With sub-Saharan African carriers lying financially belly-up, it could fall to Ethiopian to begin the fightback and rescue the regional industry’s battered pride, providing a rallying cry much like during the liberation fight of years gone by on the continent.
It certainly has every ability to do so. Last fiscal year, the carrier, according to International Civil Aviation Organisation figures, ferried 6.4 million passengers, a 3.4 % growth on the previous financial year, as both South Africa and Egypt steadily declined, and Kenya remained flat.
According to its Vision 2025 growth strategy, launched five years ago, the carrier projected flying to 90 destinations at the plan’s maturity, it now flies to 91, with 52 of these in Africa, and to another 20 domestically. It had also forecast a fleet of 63 aircraft—it is now on 76, with another 42 on order, according to its website.
But more significantly, it also has the intention. Tewolde, who has termed the red-hot numbers as indicating the carrier had “overgrown”, is now looking at adding Indonesia’s Jakarta and Vietnam’s Ho Chi Minh City, he told Reuters agency last week. In an Asia-heavy expansion that has had its rivals growing cold feet, it will also add two more Chinese cities, in addition to the ports of call of Oslo, New York and Chicago.
The carrier already flies to 15 destinations in Europe and the US, and 24 in the Middle East and Asia, providing an alternative to the buzzing Middle East carriers that have pummelled African competitors.
But while it sizes up other regions, it is also shaping up to completely dominate its home continent, even as it battles obstacles such as its African rivals’ obstinate resistance to fifth freedom rights—part of the little-respected landmark 1999 Yamoussoukro declaration. In March, the carrier disclosed that it was in talks with Nigeria, Africa’s largest and most populous economy, and three other countries to expand operations on the continent.
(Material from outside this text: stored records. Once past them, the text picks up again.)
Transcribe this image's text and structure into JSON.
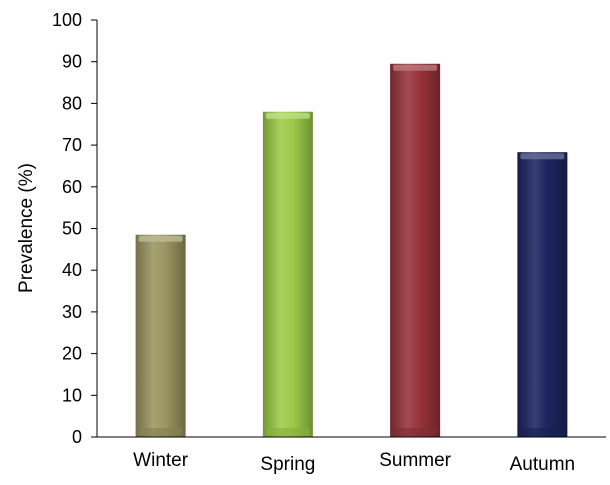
{
  "chart_data": {
    "type": "bar",
    "title": "",
    "xlabel": "",
    "ylabel": "Prevalence (%)",
    "ylim": [
      0,
      100
    ],
    "yticks": [
      0,
      10,
      20,
      30,
      40,
      50,
      60,
      70,
      80,
      90,
      100
    ],
    "categories": [
      "Winter",
      "Spring",
      "Summer",
      "Autumn"
    ],
    "values": [
      48.5,
      78,
      89.5,
      68.3
    ],
    "colors": [
      "#9a9560",
      "#9ccc48",
      "#963339",
      "#1c2560"
    ],
    "grid": false,
    "legend": "none"
  }
}
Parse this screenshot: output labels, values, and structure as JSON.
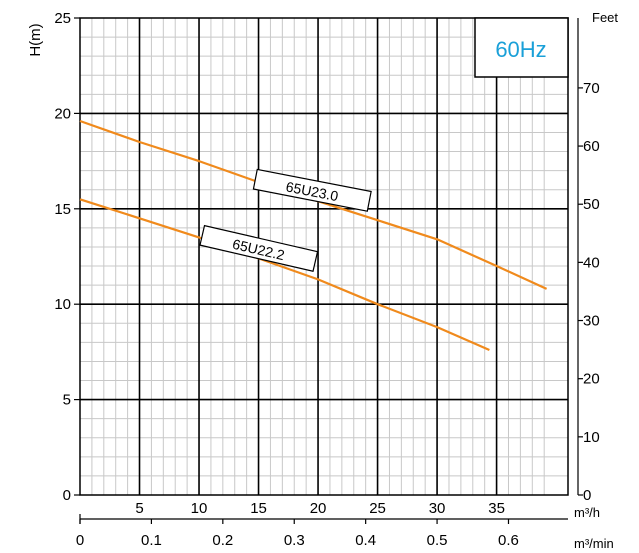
{
  "chart_data": {
    "type": "line",
    "frequency_label": "60Hz",
    "ylabel": "H(m)",
    "ylabel_right": "Feet",
    "xunit_primary": "m³/h",
    "xunit_secondary": "m³/min",
    "xlim": [
      0,
      41
    ],
    "ylim": [
      0,
      25
    ],
    "grid": true,
    "x_ticks_primary": [
      "5",
      "10",
      "15",
      "20",
      "25",
      "30",
      "35"
    ],
    "x_ticks_secondary": [
      "0",
      "0.1",
      "0.2",
      "0.3",
      "0.4",
      "0.5",
      "0.6"
    ],
    "y_ticks": [
      "0",
      "5",
      "10",
      "15",
      "20",
      "25"
    ],
    "y_ticks_right": [
      "0",
      "10",
      "20",
      "30",
      "40",
      "50",
      "60",
      "70"
    ],
    "series": [
      {
        "name": "65U23.0",
        "color": "#f08a1c",
        "x": [
          0,
          5,
          10,
          15,
          20,
          25,
          30,
          35,
          39.2
        ],
        "y": [
          19.6,
          18.5,
          17.5,
          16.4,
          15.4,
          14.4,
          13.4,
          12.0,
          10.8
        ]
      },
      {
        "name": "65U22.2",
        "color": "#f08a1c",
        "x": [
          0,
          5,
          10,
          15,
          20,
          25,
          30,
          34.4
        ],
        "y": [
          15.5,
          14.5,
          13.5,
          12.4,
          11.3,
          10.0,
          8.8,
          7.6
        ]
      }
    ]
  }
}
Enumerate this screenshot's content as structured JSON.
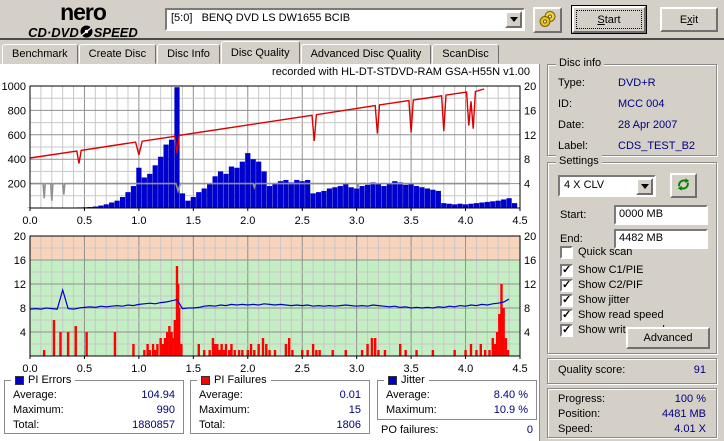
{
  "window": {
    "logo": {
      "line1": "nero",
      "line2a": "CD·DVD",
      "line2b": "SPEED"
    },
    "drive_select": "[5:0]   BENQ DVD LS DW1655 BCIB",
    "buttons": {
      "start_u": "S",
      "start_rest": "tart",
      "exit_pre": "E",
      "exit_u": "x",
      "exit_rest": "it"
    }
  },
  "tabs": [
    {
      "label": "Benchmark",
      "active": false
    },
    {
      "label": "Create Disc",
      "active": false
    },
    {
      "label": "Disc Info",
      "active": false
    },
    {
      "label": "Disc Quality",
      "active": true
    },
    {
      "label": "Advanced Disc Quality",
      "active": false
    },
    {
      "label": "ScanDisc",
      "active": false
    }
  ],
  "disc_info": {
    "title": "Disc info",
    "rows": [
      {
        "label": "Type:",
        "value": "DVD+R"
      },
      {
        "label": "ID:",
        "value": "MCC 004"
      },
      {
        "label": "Date:",
        "value": "28 Apr 2007"
      },
      {
        "label": "Label:",
        "value": "CDS_TEST_B2"
      }
    ]
  },
  "settings": {
    "title": "Settings",
    "speed_selected": "4 X CLV",
    "start_label": "Start:",
    "start_value": "0000 MB",
    "end_label": "End:",
    "end_value": "4482 MB",
    "checkboxes": [
      {
        "label": "Quick scan",
        "checked": false
      },
      {
        "label": "Show C1/PIE",
        "checked": true
      },
      {
        "label": "Show C2/PIF",
        "checked": true
      },
      {
        "label": "Show jitter",
        "checked": true
      },
      {
        "label": "Show read speed",
        "checked": true
      },
      {
        "label": "Show write speed",
        "checked": true
      }
    ],
    "advanced_label": "Advanced"
  },
  "quality": {
    "label": "Quality score:",
    "value": "91"
  },
  "progress_panel": {
    "rows": [
      {
        "label": "Progress:",
        "value": "100 %"
      },
      {
        "label": "Position:",
        "value": "4481 MB"
      },
      {
        "label": "Speed:",
        "value": "4.01 X"
      }
    ]
  },
  "stats": {
    "pi_errors": {
      "title": "PI Errors",
      "legend_color": "#0000cd",
      "rows": [
        {
          "label": "Average:",
          "value": "104.94"
        },
        {
          "label": "Maximum:",
          "value": "990"
        },
        {
          "label": "Total:",
          "value": "1880857"
        }
      ]
    },
    "pi_failures": {
      "title": "PI Failures",
      "legend_color": "#ff0000",
      "rows": [
        {
          "label": "Average:",
          "value": "0.01"
        },
        {
          "label": "Maximum:",
          "value": "15"
        },
        {
          "label": "Total:",
          "value": "1806"
        }
      ]
    },
    "jitter": {
      "title": "Jitter",
      "legend_color": "#0000cd",
      "rows": [
        {
          "label": "Average:",
          "value": "8.40 %"
        },
        {
          "label": "Maximum:",
          "value": "10.9 %"
        }
      ]
    },
    "po_failures": {
      "label": "PO failures:",
      "value": "0"
    }
  },
  "chart_data": [
    {
      "type": "bar",
      "title": "recorded with HL-DT-STDVD-RAM GSA-H55N v1.00",
      "x_range": [
        0,
        4.5
      ],
      "x_minor": 0.1,
      "x_major": 0.5,
      "x_ticks": [
        0,
        0.5,
        1.0,
        1.5,
        2.0,
        2.5,
        3.0,
        3.5,
        4.0,
        4.5
      ],
      "left_axis": {
        "range": [
          0,
          1000
        ],
        "ticks": [
          200,
          400,
          600,
          800,
          1000
        ],
        "minor": 100,
        "major": 200
      },
      "right_axis": {
        "range": [
          0,
          20
        ],
        "ticks": [
          4,
          8,
          12,
          16,
          20
        ]
      },
      "series": [
        {
          "name": "PI Errors",
          "type": "bar",
          "axis": "left",
          "color": "#0000cd",
          "x0": 0,
          "dx": 0.05,
          "values": [
            2,
            2,
            3,
            2,
            3,
            2,
            3,
            3,
            4,
            5,
            6,
            8,
            12,
            20,
            30,
            45,
            60,
            90,
            130,
            180,
            330,
            250,
            280,
            350,
            420,
            520,
            560,
            990,
            120,
            60,
            90,
            130,
            160,
            200,
            260,
            300,
            280,
            340,
            330,
            380,
            450,
            400,
            380,
            300,
            180,
            200,
            220,
            230,
            210,
            230,
            220,
            230,
            120,
            130,
            140,
            160,
            170,
            180,
            200,
            170,
            160,
            180,
            190,
            210,
            200,
            180,
            200,
            220,
            210,
            190,
            200,
            180,
            170,
            160,
            150,
            140,
            40,
            35,
            30,
            35,
            30,
            35,
            40,
            45,
            50,
            55,
            60,
            70,
            80,
            40
          ]
        },
        {
          "name": "read speed",
          "type": "line",
          "axis": "right",
          "color": "#909090",
          "width": 1.6,
          "points": [
            [
              0,
              4
            ],
            [
              0.12,
              4
            ],
            [
              0.13,
              1.6
            ],
            [
              0.14,
              4
            ],
            [
              0.19,
              4
            ],
            [
              0.2,
              1.2
            ],
            [
              0.21,
              4
            ],
            [
              0.3,
              4
            ],
            [
              0.31,
              2.2
            ],
            [
              0.32,
              4
            ],
            [
              1.34,
              4
            ],
            [
              1.36,
              2.8
            ],
            [
              1.38,
              4
            ],
            [
              2.05,
              4
            ],
            [
              2.06,
              3.4
            ],
            [
              2.07,
              4
            ],
            [
              3.0,
              4
            ],
            [
              3.01,
              3.5
            ],
            [
              3.02,
              4
            ],
            [
              4.4,
              4
            ]
          ]
        },
        {
          "name": "write speed",
          "type": "line",
          "axis": "right",
          "color": "#dd0000",
          "width": 1.4,
          "points": [
            [
              0,
              8.2
            ],
            [
              0.43,
              9.35
            ],
            [
              0.45,
              7.3
            ],
            [
              0.47,
              9.45
            ],
            [
              0.97,
              10.8
            ],
            [
              1.0,
              8.7
            ],
            [
              1.03,
              10.95
            ],
            [
              1.33,
              11.75
            ],
            [
              1.35,
              9.0
            ],
            [
              1.37,
              11.9
            ],
            [
              2.59,
              15.2
            ],
            [
              2.61,
              11.0
            ],
            [
              2.63,
              15.3
            ],
            [
              3.17,
              16.8
            ],
            [
              3.19,
              12.2
            ],
            [
              3.21,
              16.9
            ],
            [
              3.48,
              17.6
            ],
            [
              3.5,
              12.4
            ],
            [
              3.52,
              17.7
            ],
            [
              3.78,
              18.4
            ],
            [
              3.8,
              12.6
            ],
            [
              3.82,
              18.5
            ],
            [
              4.01,
              19.0
            ],
            [
              4.03,
              13.5
            ],
            [
              4.05,
              17.5
            ],
            [
              4.07,
              13.0
            ],
            [
              4.09,
              19.1
            ],
            [
              4.17,
              19.5
            ]
          ]
        }
      ]
    },
    {
      "type": "bar",
      "x_range": [
        0,
        4.5
      ],
      "x_minor": 0.1,
      "x_major": 0.5,
      "x_ticks": [
        0,
        0.5,
        1.0,
        1.5,
        2.0,
        2.5,
        3.0,
        3.5,
        4.0,
        4.5
      ],
      "left_axis": {
        "range": [
          0,
          20
        ],
        "ticks": [
          4,
          8,
          12,
          16,
          20
        ],
        "minor": 2,
        "major": 4
      },
      "right_axis": {
        "range": [
          0,
          20
        ],
        "ticks": [
          4,
          8,
          12,
          16,
          20
        ]
      },
      "bg_zones": [
        {
          "from": 0,
          "to": 16,
          "color": "#c4eec4"
        },
        {
          "from": 16,
          "to": 20,
          "color": "#f8d4bc"
        }
      ],
      "series": [
        {
          "name": "PI Failures",
          "type": "bar",
          "axis": "left",
          "color": "#ff0000",
          "points": [
            [
              0.13,
              1
            ],
            [
              0.22,
              6
            ],
            [
              0.28,
              4
            ],
            [
              0.35,
              4
            ],
            [
              0.42,
              5
            ],
            [
              0.52,
              4
            ],
            [
              0.78,
              4
            ],
            [
              0.95,
              2
            ],
            [
              1.05,
              1
            ],
            [
              1.08,
              2
            ],
            [
              1.1,
              1
            ],
            [
              1.13,
              2
            ],
            [
              1.15,
              1
            ],
            [
              1.17,
              2
            ],
            [
              1.2,
              3
            ],
            [
              1.22,
              2
            ],
            [
              1.24,
              3
            ],
            [
              1.26,
              4
            ],
            [
              1.28,
              5
            ],
            [
              1.3,
              4
            ],
            [
              1.31,
              3
            ],
            [
              1.33,
              6
            ],
            [
              1.35,
              15
            ],
            [
              1.36,
              12
            ],
            [
              1.37,
              8
            ],
            [
              1.39,
              2
            ],
            [
              1.55,
              2
            ],
            [
              1.6,
              1
            ],
            [
              1.65,
              1
            ],
            [
              1.68,
              3
            ],
            [
              1.7,
              2
            ],
            [
              1.72,
              2
            ],
            [
              1.74,
              1
            ],
            [
              1.76,
              2
            ],
            [
              1.78,
              1
            ],
            [
              1.8,
              2
            ],
            [
              1.83,
              1
            ],
            [
              1.85,
              2
            ],
            [
              1.88,
              1
            ],
            [
              1.92,
              1
            ],
            [
              1.95,
              1
            ],
            [
              2.0,
              1
            ],
            [
              2.03,
              2
            ],
            [
              2.06,
              1
            ],
            [
              2.1,
              2
            ],
            [
              2.14,
              3
            ],
            [
              2.17,
              2
            ],
            [
              2.2,
              1
            ],
            [
              2.25,
              1
            ],
            [
              2.35,
              2
            ],
            [
              2.38,
              3
            ],
            [
              2.41,
              1
            ],
            [
              2.5,
              1
            ],
            [
              2.55,
              1
            ],
            [
              2.6,
              2
            ],
            [
              2.63,
              1
            ],
            [
              2.66,
              1
            ],
            [
              2.78,
              1
            ],
            [
              2.9,
              1
            ],
            [
              3.05,
              1
            ],
            [
              3.1,
              2
            ],
            [
              3.14,
              3
            ],
            [
              3.17,
              3
            ],
            [
              3.2,
              1
            ],
            [
              3.26,
              1
            ],
            [
              3.4,
              2
            ],
            [
              3.45,
              1
            ],
            [
              3.55,
              1
            ],
            [
              3.7,
              1
            ],
            [
              3.9,
              1
            ],
            [
              4.0,
              1
            ],
            [
              4.05,
              2
            ],
            [
              4.1,
              1
            ],
            [
              4.14,
              2
            ],
            [
              4.18,
              1
            ],
            [
              4.22,
              1
            ],
            [
              4.25,
              3
            ],
            [
              4.27,
              2
            ],
            [
              4.29,
              4
            ],
            [
              4.31,
              7
            ],
            [
              4.33,
              12
            ],
            [
              4.35,
              8
            ],
            [
              4.37,
              3
            ],
            [
              4.39,
              1
            ]
          ]
        },
        {
          "name": "Jitter",
          "type": "line",
          "axis": "left",
          "color": "#0000cd",
          "width": 1.2,
          "x0": 0,
          "dx": 0.05,
          "values": [
            7.8,
            7.9,
            7.8,
            8.0,
            7.9,
            7.8,
            11.0,
            7.9,
            7.8,
            8.0,
            8.1,
            8.2,
            8.1,
            8.3,
            8.2,
            8.3,
            8.4,
            8.3,
            8.5,
            8.4,
            8.6,
            8.7,
            8.8,
            8.7,
            8.9,
            9.0,
            9.2,
            9.4,
            7.9,
            8.0,
            8.0,
            8.1,
            8.3,
            8.4,
            8.3,
            8.5,
            8.4,
            8.6,
            8.5,
            8.6,
            8.5,
            8.6,
            8.5,
            8.7,
            8.6,
            8.5,
            8.6,
            8.5,
            8.4,
            8.5,
            8.4,
            8.5,
            8.3,
            8.4,
            8.3,
            8.4,
            8.3,
            8.4,
            8.5,
            8.4,
            8.3,
            8.4,
            8.3,
            8.5,
            8.4,
            8.3,
            8.2,
            8.3,
            8.1,
            8.2,
            8.0,
            8.1,
            8.0,
            8.1,
            8.0,
            8.2,
            8.1,
            8.3,
            8.2,
            8.4,
            8.3,
            8.5,
            8.4,
            8.6,
            8.5,
            8.7,
            8.8,
            9.0,
            9.5
          ]
        }
      ]
    }
  ]
}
Ethiopian already owns shares in Malawian Airlines and Togo’s ASKY Airlines, and Tewolde said he had also been approached by Uganda, South Sudan and the Democratic Republic of Congo for partnerships, though he gave no details.
But perhaps it is discussions with another regional airline that give a sign of how the future might look like. Ethiopian is one of two carriers in advanced talks with RwandAir, which is seeking a strategic partner.
The other is Gulf carrier Etihad, the United Arab Emirates’ flag carrier, and the country’s second largest after the all-conquering Emirates.
Last week, part of the Ethiopian prime minister’s family was in Kigali, where pictures of them, together with their father, meeting Rwandan president Paul Kagame filtered out. Additionally, former long-serving Ethiopian Airlines chief Girma Wake is now the chairman of the plucky Rwandan flag carrier’s board. As such, the Emirati carrier appears to have its work cut out in this race.
But even more telling is the sight of the region’s emergent “developmental states” closing ranks using such high profile symbols of national pride. On August 21, the inaugural Meles Zenawi Foundation’s symposium, which the Ethiopian elites were in town for, took place in an African Development Bank-backed event held in the Rwanda capital.
It was titled “The African Democratic Developmental State”. The significance is that Africa’s developmental states are moving from just sharing the same political DNA, to putting their money in the same pot, and also building institutions to propagate their world view with institutions like the Meles Zenawi Foundation.